Come ottenere la detassazione degli aiuti Covid nella dichiarazione dei redditi 2021

Per ottenere la detassazione dei contributi ottenuti per l’emergenza Covid, le imprese dovranno apportare, in sede di dichiarazione dei redditi 2021, una corrispondente variazione in diminuzione. Per tale variazione, dovranno essere utilizzati i codici 83 e 84, ai quali seguirà l’indicazione a quadro RS.
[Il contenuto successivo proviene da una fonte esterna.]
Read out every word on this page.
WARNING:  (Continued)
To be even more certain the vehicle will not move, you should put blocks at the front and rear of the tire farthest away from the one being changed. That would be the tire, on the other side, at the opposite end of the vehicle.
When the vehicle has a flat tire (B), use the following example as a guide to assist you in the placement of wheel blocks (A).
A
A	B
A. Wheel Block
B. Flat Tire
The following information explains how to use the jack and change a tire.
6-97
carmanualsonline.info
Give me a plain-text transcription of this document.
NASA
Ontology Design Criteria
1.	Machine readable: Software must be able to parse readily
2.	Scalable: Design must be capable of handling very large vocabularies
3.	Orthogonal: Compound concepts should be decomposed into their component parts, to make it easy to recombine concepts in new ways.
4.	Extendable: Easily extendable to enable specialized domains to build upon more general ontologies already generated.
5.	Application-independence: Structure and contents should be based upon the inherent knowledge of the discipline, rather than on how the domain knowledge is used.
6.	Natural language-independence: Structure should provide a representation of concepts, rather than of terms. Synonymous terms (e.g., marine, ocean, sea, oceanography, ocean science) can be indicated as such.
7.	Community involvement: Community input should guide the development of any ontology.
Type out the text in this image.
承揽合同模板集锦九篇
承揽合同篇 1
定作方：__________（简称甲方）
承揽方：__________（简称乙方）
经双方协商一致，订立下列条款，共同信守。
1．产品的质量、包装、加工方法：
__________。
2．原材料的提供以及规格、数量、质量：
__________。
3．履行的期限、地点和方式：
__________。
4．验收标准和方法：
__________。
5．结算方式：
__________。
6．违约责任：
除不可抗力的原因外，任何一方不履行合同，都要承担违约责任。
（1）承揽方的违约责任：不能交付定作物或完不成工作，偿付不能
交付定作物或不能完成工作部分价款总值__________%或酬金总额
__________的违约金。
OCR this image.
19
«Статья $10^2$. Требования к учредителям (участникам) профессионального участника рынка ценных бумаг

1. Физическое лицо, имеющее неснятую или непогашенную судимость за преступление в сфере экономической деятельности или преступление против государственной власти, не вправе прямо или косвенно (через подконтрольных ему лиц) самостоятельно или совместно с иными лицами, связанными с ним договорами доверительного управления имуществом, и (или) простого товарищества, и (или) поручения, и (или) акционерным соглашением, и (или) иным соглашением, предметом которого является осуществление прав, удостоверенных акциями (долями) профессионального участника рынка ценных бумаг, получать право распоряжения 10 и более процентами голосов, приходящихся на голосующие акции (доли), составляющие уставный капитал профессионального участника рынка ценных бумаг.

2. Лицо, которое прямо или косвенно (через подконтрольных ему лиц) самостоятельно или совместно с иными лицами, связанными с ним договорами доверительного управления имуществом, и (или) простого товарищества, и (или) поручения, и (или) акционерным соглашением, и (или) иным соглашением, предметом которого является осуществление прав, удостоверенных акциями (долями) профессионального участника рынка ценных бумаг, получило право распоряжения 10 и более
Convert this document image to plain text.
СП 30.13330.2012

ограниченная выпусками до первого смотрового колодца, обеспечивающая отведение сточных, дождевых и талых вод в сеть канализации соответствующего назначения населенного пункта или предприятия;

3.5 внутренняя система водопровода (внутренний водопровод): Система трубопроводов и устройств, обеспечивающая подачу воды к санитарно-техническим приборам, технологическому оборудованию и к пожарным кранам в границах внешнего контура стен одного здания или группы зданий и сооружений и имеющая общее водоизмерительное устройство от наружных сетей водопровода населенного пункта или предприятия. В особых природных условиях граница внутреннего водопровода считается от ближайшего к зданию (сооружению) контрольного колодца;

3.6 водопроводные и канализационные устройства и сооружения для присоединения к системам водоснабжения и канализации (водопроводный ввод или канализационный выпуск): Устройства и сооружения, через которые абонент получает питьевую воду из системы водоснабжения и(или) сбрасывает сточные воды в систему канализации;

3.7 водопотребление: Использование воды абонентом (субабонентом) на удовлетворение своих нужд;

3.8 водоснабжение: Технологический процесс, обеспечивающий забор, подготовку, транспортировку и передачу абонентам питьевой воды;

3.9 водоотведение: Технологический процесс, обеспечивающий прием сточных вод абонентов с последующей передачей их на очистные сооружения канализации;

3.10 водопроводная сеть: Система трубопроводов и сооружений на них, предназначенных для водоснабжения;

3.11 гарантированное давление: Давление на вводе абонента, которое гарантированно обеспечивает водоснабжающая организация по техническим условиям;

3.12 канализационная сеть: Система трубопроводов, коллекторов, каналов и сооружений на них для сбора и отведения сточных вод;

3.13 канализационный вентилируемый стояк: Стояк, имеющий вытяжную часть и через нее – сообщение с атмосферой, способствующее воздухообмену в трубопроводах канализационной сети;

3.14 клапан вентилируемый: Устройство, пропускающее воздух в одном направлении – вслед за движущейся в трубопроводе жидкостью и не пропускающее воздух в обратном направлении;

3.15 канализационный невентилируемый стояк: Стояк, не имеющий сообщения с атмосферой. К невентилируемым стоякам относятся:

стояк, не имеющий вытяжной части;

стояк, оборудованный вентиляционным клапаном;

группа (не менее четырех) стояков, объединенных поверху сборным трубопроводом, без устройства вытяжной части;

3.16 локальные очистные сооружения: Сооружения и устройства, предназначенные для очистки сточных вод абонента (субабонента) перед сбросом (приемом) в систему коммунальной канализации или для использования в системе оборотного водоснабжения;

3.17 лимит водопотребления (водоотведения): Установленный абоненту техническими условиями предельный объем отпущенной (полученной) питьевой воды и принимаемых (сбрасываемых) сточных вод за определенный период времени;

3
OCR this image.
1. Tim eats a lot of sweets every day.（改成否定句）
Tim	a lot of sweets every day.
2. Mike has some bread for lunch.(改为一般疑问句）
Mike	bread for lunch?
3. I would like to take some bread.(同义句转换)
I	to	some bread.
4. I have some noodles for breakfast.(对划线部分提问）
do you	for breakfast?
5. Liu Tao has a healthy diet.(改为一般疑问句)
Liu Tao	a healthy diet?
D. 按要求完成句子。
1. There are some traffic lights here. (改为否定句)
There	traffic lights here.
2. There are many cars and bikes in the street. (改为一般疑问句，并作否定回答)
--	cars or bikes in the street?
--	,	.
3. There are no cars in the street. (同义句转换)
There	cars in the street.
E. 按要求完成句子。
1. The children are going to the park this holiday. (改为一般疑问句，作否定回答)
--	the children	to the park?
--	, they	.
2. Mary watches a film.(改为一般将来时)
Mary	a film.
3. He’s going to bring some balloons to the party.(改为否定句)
Quadro RG per la contabilità semplificata sugli aiuti statali Covid

Il quadro RG relativo ai soggetti a contabilità semplificata presenta delle divergenze. Proprio il regime di contabilità semplificata fa in modo che i contribuenti non debbano riportare nei registri Iva l’incasso del contributo. Pertanto, i contributi a fondo perduto dovranno essere simultaneamente indicati nel seguente modo:

  • nel rigo RG 10, corrispondente ad “Altri componenti positivi” è da indicare il codice 27;
  • nel RG 22 riportante “Altri componenti negativi”, si riporta il codice 47.

Pertanto, le istruzioni prevedono l’indicazione delle somme, sia in aumento che in diminuzione, del reddito imponibile.

Quadro RG dichiarazione redditi degli autonomi: altri aiuti diversi dal fondo perduto

Per gli altri aiuti erogati a soggetti in contabilità semplificata diversi dai contributi a fondo perduto si applicano altri codici. In particolare i codici da utilizzare sono il 28 e il 48. Uno dei casi di aiuti non a fondo perduto riguarda, ad esempio, il credito d’imposta sulle locazioni.

Omessa indicazione degli aiuti ricevuti per Covid nella dichiarazione dei redditi

L’indicazione dei codici, in ogni modo, non va a incidere sull’imponibile e, pertanto, sull’imposta. Dunque, la non indicazione degli aiuti stessi nei quadri corrispondenti non dovrebbe portare a delle sanzioni, come spiegato dallo stesso ministero dell’Economia nel question time di fine giugno.